My Low Stock Price Forecast (LSPF) is $127.00. The default ($115.80) based on initial value given above seems unreasonably low at 36.5% less than previous close and 7.9% less than 52-week low. My (arbitrary) projection is 30.4% less and 1.0% above, respectively.

These inputs land CHKP in the SELL zone with a U/D ratio of 0.1. Total Annualized Return (TAR) is 0.8%.

PAR (using Forecast Average—not High—P/E) of -1.7% is unacceptable for any size company. If a healthy margin of safety (MOS) anchors the study, then I can proceed based on TAR instead but even that falls well short of the current yield on T-bills.

To assess MOS, I compare my inputs with those of Member Sentiment (MS). Based on only 32 studies (my study and six outliers excluded) over the past 90 days, averages (lower of mean/median) for projected sales growth, projected EPS growth, Forecast High P/E, and Forecast Low P/E are 5.5%, 6.8%, 22.9, and 16.4, respectively. I am lower across the board. Value Line’s projected average annual P/E of 22.0 is higher than MS (19.7) and higher than mine (18.5).
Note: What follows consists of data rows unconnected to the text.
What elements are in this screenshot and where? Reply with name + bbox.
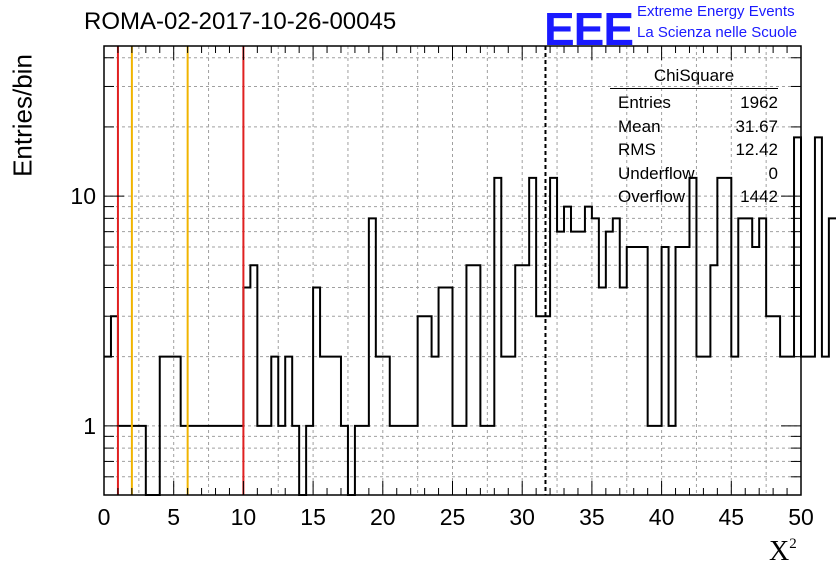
logo-line-1: Extreme Energy Events (637, 3, 795, 20)
y-tick-label: 1 (83, 413, 96, 439)
stats-row-entries: Entries 1962 (618, 93, 778, 112)
x-tick-label: 0 (98, 504, 111, 530)
x-tick-label: 15 (300, 504, 326, 530)
y-tick-label: 10 (70, 183, 96, 209)
x-axis-label: X2 (769, 536, 797, 567)
x-tick-label: 40 (649, 504, 675, 530)
x-tick-label: 25 (440, 504, 466, 530)
x-tick-label: 50 (788, 504, 814, 530)
stats-title: ChiSquare (610, 66, 778, 89)
x-tick-label: 20 (370, 504, 396, 530)
y-axis-label: Entries/bin (7, 54, 38, 177)
stats-box: ChiSquare Entries 1962 Mean 31.67 RMS 12.42… (610, 66, 778, 209)
stats-row-mean: Mean 31.67 (618, 116, 778, 136)
x-tick-label: 45 (719, 504, 745, 530)
chart-title: ROMA-02-2017-10-26-00045 (84, 8, 397, 35)
stats-row-rms: RMS 12.42 (618, 140, 778, 159)
eee-logo: EEE (544, 3, 634, 55)
logo-line-2: La Scienza nelle Scuole (637, 24, 798, 41)
stats-row-overflow: Overflow 1442 (618, 187, 778, 206)
x-tick-label: 10 (231, 504, 257, 530)
x-tick-label: 35 (579, 504, 605, 530)
x-tick-label: 30 (509, 504, 535, 530)
stats-row-underflow: Underflow 0 (618, 163, 778, 183)
x-tick-label: 5 (167, 504, 180, 530)
histogram-outline (104, 136, 836, 496)
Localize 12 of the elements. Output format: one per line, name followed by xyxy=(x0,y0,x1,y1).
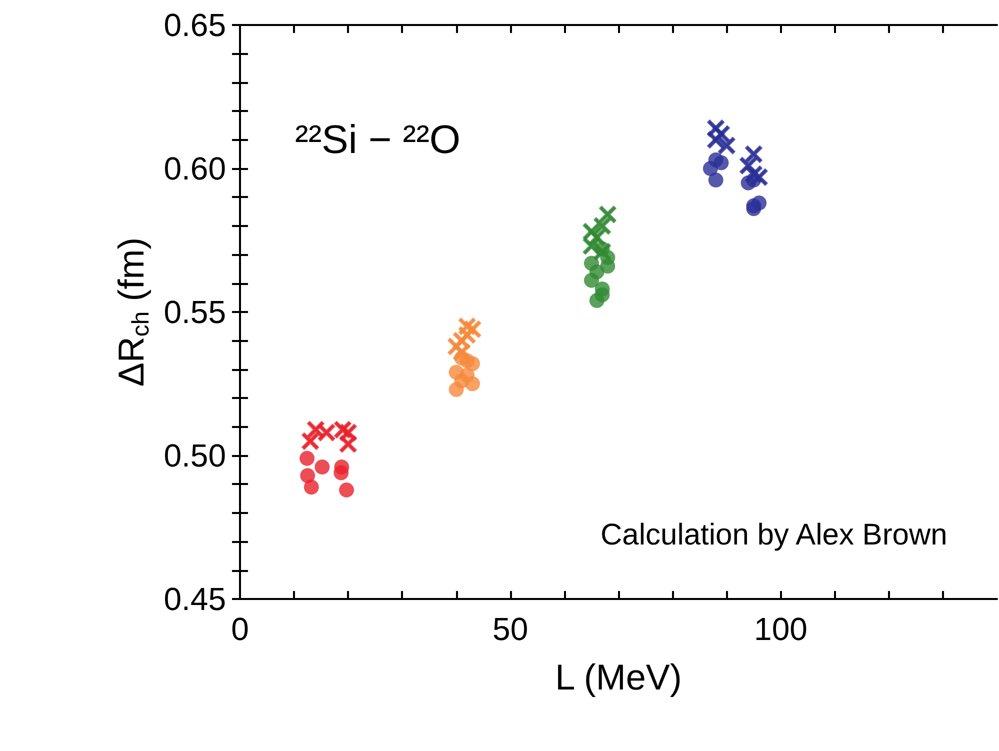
y-tick-label: 0.50 xyxy=(164,438,226,474)
annotation: Calculation by Alex Brown xyxy=(600,518,948,552)
x-axis-title: L (MeV) xyxy=(555,656,682,698)
y-tick-label: 0.65 xyxy=(164,7,226,43)
y-tick-label: 0.55 xyxy=(164,294,226,330)
x-tick-label: 50 xyxy=(492,611,528,647)
y-tick-label: 0.60 xyxy=(164,150,226,186)
y-tick-label: 0.45 xyxy=(164,581,226,617)
annotation: ²²Si − ²²O xyxy=(295,118,461,162)
x-tick-label: 0 xyxy=(231,611,249,647)
x-tick-label: 100 xyxy=(754,611,808,647)
y-axis-title: ΔRch (fm) xyxy=(110,237,154,387)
MS high / low EPS are $10.15 / $7.17 versus my $9.06 / $7.24 (per share). My high EPS is less due to a lower growth rate. Value Line’s high EPS of $12.20 is greater than both.

MS LSPF of $115.20 implies Forecast Low P/E of 16.1: close to the 16.4 above. MS LSPF is 2.0% less than the default $7.17/share * 16.4 = $117.59 resulting in more conservative zoning. MS LSPF is also 9.3% less than mine.

With regard to valuation, PEG is 2.5 and 4.8 per Zacks and my projected P/E, respectively: decisively overvalued. Relative Value [(current P/E) / 5-year-mean average P/E] is quite high at 1.3.

MOS is robust because my inputs are near or below respective analyst/historical ranges. Although comparison with MS is limited due to small sample size, its 6.5% TAR is anecdotally 5.7%/year greater than mine.

Based on visual inspection and management metrics, this feels like an overvalued yet high-quality stock. While PTPM is in a clear downtrend (suggesting increasing COGS), it remains higher than a similar-trending line for peers and the industry.

I feel comfortable to say investing in such high-flying, overvalued stocks is not the BI way. Debate in the financial industry does rage on between growth or momentum and value, however. CFRA rates the company a Buy and just two weeks [albeit 17 points] ago, Value Line wrote “appreciation potential to 2027-2029 is attractive. This issue is suitable for most accounts.”

Per U/D, CHKP is a BUY under $142/share. BI TAR criterion is met < $95/share given a forecast high price ~$190.